Parlare di disturbi alimentari non è facile. Spiegarli, poi, è quasi impossibile. Per chi li vive ogni giorno, mettere in parole ciò che accade nella mente e nel corpo è come tentare di tradurre un dolore che non ha voce. Questa è una delle ragioni per cui molte persone con anoressia, bulimia o disturbo da alimentazione incontrollata si sentono profondamente sole, incomprese, invisibili.
Disturbi alimentari: un dolore che non si vede
I disturbi del comportamento alimentare (DCA) sono malattie complesse, che coinvolgono la sfera fisica, emotiva e mentale. Ma a differenza di altre patologie, non sempre si vedono. Non hanno un volto unico, né un corpo riconoscibile. Possono celarsi dietro un sorriso, una routine impeccabile, una performance brillante. Ecco perché chi ne soffre spesso si sente dire:
“Ma stai bene, cosa vuoi che sia?”
“Mangia, è solo una questione di volontà.”
“Hai tutto, di cosa ti lamenti?”
Queste frasi, seppur dette con buone intenzioni, possono ferire profondamente.
Perché è così difficile spiegare un disturbo alimentare?
Chi vive un disturbo alimentare combatte con pensieri ossessivi legati al cibo, al corpo e al controllo. Ma la difficoltà più grande è trasmettere all’esterno l’intensità di quella lotta interna. Dire “ho un disturbo alimentare” non basta. Spesso manca il linguaggio adatto. Come si spiega la paura di mangiare una fetta di pane? Come si racconta il senso di colpa dopo un pasto normale? Come si fa a dire che il proprio corpo è un campo di battaglia, ogni singolo giorno?
La verità è che non esistono parole perfette per raccontare un dolore che spesso non si vede.
La solitudine di chi non riesce a farsi capire
Molti pazienti descrivono i DCA come una “voce” nella testa, costante, giudicante, subdola. Quando cercano di condividerla, si scontrano con l’incomprensione. Questo genera un senso di isolamento profondo.
“Vorrei spiegartelo, ma non riesco” diventa allora un grido silenzioso. Il rischio? Ritirarsi ancora di più, nascondere tutto, fingere che vada bene. Ma dentro, non va bene.
Cosa possiamo fare per capire davvero
- Ascoltare senza giudicare. Le persone con un DCA hanno bisogno di essere ascoltate, non corrette.

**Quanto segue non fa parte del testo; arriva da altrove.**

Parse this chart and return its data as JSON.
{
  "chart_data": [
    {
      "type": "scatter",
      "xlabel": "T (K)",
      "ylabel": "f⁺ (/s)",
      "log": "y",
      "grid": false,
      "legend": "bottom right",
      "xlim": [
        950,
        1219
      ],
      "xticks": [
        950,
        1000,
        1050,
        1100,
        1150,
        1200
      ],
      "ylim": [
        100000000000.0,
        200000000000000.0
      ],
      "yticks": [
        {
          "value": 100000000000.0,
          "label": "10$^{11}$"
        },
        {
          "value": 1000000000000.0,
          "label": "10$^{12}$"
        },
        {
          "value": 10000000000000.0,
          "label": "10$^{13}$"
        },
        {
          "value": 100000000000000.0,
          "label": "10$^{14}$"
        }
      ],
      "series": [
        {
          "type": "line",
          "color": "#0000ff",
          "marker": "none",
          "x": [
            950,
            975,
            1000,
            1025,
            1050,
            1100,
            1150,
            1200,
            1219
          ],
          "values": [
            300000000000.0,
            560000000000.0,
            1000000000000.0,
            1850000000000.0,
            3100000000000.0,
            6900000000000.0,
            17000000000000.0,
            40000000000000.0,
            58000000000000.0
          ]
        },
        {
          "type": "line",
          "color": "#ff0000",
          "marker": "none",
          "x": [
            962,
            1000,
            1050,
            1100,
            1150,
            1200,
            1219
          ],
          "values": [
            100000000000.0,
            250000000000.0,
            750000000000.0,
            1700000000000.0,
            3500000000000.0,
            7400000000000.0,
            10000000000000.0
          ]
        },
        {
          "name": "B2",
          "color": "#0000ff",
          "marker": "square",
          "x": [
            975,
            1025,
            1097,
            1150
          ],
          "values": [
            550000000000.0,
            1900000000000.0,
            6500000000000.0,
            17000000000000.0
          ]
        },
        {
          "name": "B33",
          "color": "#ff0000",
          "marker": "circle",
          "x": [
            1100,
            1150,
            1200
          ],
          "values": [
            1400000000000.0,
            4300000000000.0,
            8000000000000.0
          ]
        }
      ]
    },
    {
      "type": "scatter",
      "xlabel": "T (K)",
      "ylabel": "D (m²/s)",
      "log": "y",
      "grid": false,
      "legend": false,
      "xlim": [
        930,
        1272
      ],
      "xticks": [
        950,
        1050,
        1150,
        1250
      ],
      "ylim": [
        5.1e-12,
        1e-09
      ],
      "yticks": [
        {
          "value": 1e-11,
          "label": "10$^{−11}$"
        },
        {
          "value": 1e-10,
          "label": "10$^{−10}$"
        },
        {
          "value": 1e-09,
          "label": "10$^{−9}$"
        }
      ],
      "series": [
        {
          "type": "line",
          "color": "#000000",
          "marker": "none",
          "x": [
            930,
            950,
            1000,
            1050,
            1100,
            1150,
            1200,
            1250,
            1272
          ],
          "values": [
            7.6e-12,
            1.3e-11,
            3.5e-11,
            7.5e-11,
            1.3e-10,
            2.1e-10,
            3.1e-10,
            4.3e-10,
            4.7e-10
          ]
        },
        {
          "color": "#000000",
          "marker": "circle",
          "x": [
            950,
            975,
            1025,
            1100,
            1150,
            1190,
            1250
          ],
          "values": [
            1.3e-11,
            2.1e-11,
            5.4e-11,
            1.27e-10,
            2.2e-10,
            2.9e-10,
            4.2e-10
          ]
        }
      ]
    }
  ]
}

- Non ridurre il problema al cibo o al peso. Un disturbo alimentare è molto di più.
- Evitare frasi semplicistiche. Non dire “basta volerlo” o “sei già magra”.
- Informarsi. Leggere, seguire testimonianze, consultare esperti. La consapevolezza è il primo passo.
- Offrire sostegno emotivo. Non servono soluzioni immediate, ma presenza autentica.
Spiegare un disturbo alimentare è difficile, ma comprenderlo è possibile. Chi ne soffre ha bisogno di empatia, non di soluzioni facili. Ha bisogno di spazio per raccontarsi, senza il timore di essere giudicato. Anche solo dire “non riesco a spiegartelo” può essere un passo importante verso la guarigione — se trova qualcuno disposto ad ascoltare davvero.
Il nostro impegno quotidiano
Nel nostro centro ci prendiamo cura di chi affronta un DCA attraverso percorsi personalizzati, multidisciplinari e centrati sulla persona. Ogni paziente ha una storia unica, e ogni storia merita di essere ascoltata — anche quando è difficile da raccontare.
Spesso il primo passo verso la guarigione è proprio questo: trovare qualcuno disposto ad ascoltare senza giudicare. E se le parole non arrivano subito, non importa. Noi siamo qui, pronti ad accogliere anche ciò che non si riesce ancora a dire.